Educate students about phishing and other cyber threats
Students will likely own an email account at some point. So, teaching them about the most common phishing and social engineering scams is a must. Most of them can be general, like fake freebie offers or tax-related scams. However, some can relate to school affairs or target students from particular schools.
- Parents should show children how phishing emails or dangerous links might look.
- It is important to emphasize that students should never reveal personal information via email or other digital communication.
- Most email providers offer some parental controls over children’s email accounts. Consider adding them to oversee communications or boost account security.

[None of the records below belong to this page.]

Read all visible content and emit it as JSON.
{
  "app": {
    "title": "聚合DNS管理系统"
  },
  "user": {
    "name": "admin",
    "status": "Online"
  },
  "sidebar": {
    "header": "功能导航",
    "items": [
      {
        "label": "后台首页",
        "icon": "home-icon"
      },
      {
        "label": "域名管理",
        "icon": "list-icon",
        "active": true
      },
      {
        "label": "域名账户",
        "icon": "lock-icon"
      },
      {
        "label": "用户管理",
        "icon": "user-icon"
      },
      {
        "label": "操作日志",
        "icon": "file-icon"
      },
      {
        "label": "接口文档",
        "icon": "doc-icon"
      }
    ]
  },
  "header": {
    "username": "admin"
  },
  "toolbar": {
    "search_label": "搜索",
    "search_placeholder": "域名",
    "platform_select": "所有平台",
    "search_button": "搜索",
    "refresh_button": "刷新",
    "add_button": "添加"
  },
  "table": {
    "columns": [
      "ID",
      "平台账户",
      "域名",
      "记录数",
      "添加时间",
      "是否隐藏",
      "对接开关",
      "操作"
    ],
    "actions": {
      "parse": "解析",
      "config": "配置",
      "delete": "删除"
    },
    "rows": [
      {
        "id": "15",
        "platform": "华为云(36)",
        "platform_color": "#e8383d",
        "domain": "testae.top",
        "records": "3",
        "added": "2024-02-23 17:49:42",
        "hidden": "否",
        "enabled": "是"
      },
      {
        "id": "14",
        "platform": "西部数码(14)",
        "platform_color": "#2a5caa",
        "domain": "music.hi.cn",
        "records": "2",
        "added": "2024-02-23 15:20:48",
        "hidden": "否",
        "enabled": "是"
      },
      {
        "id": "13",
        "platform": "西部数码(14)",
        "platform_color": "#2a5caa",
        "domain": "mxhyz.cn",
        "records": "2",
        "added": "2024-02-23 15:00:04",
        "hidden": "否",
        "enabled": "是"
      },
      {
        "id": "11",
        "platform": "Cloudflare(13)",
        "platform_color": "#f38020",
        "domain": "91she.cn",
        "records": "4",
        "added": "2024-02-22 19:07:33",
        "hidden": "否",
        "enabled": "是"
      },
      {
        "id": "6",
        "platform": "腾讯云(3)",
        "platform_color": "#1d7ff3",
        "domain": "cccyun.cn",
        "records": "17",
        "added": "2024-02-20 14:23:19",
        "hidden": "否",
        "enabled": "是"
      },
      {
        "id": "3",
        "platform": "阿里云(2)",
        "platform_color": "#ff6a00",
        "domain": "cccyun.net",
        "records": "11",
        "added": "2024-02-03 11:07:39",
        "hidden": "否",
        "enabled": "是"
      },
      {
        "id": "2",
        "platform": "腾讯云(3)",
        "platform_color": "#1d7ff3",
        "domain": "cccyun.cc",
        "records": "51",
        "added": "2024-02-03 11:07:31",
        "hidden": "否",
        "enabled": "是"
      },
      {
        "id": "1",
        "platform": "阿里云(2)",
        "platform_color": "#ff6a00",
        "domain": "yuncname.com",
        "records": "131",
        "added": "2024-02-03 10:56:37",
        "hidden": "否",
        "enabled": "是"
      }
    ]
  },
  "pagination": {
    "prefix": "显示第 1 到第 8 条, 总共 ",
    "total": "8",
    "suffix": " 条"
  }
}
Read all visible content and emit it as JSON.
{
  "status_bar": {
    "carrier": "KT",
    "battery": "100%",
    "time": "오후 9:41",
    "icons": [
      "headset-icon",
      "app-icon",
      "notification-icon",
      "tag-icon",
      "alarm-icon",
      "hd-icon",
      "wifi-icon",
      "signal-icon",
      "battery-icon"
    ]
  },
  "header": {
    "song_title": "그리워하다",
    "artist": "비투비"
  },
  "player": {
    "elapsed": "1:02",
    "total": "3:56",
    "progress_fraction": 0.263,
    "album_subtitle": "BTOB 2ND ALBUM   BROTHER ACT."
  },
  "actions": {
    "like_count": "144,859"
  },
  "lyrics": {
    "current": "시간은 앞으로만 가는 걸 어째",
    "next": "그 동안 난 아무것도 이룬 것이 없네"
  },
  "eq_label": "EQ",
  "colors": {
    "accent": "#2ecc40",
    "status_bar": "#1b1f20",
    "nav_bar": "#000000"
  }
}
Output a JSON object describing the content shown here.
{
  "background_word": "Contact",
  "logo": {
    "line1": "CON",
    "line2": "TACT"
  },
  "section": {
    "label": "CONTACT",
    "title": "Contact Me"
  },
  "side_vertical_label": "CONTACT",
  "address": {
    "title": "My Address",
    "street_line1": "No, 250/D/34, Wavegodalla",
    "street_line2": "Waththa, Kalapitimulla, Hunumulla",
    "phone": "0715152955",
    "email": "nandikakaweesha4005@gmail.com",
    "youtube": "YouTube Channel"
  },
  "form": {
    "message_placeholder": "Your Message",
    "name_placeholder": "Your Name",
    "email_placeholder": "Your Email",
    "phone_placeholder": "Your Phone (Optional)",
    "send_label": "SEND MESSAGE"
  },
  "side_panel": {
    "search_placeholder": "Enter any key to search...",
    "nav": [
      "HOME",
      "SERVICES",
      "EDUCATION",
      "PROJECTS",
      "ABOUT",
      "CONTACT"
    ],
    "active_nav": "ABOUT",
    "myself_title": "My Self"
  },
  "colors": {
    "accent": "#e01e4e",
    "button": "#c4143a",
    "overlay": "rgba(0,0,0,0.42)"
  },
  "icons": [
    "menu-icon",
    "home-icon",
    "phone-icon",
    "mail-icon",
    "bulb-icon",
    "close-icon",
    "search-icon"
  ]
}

Furthermore, making cybersecurity a common topic for discussion at home is highly beneficial. Parents should educate their children about fake apps or those that harvest too much information. Many mobile applications have targeted underage audiences for things like ad fraud or lure them with back-to-school trends.
Protect children on social media
Kids younger than 13 should not start using social media platforms. Even when they reach an appropriate age, adults should oversee their activities, especially the content they see.
One option is getting parental control tools. Such programs can filter web content, perform location tracking, and oversee social media app usage. For instance, setting time limits is a common way to limit exposure to social media.
However, parents should also be cautious about posting their children’s photos on social media. It might not always be appropriate, and consequences can range from embarrassment to identity theft.
General guidelines for secure digital lifestyles
Even adults struggle with cybersecurity strategies. However, implementing these strategies for the next school year and beyond drastically reduces online risks:
- Create strong and lengthy passwords containing letters, special symbols, and numbers.
- Add two-factor authentication for accounts whenever possible.
- Stranger danger is just as relevant online. So, never trust people you meet via online means.
- Instead of USB flash drives, children should go for cloud options for making presentations or transferring files.
- Discuss topics like sexting, cyberbullying, grooming, predators, and inappropriate content.
- Monitor activities like online gaming, social media posts, instant messaging, chat rooms, and others.
- Use a Virtual Private Network to protect internet activities at home and school.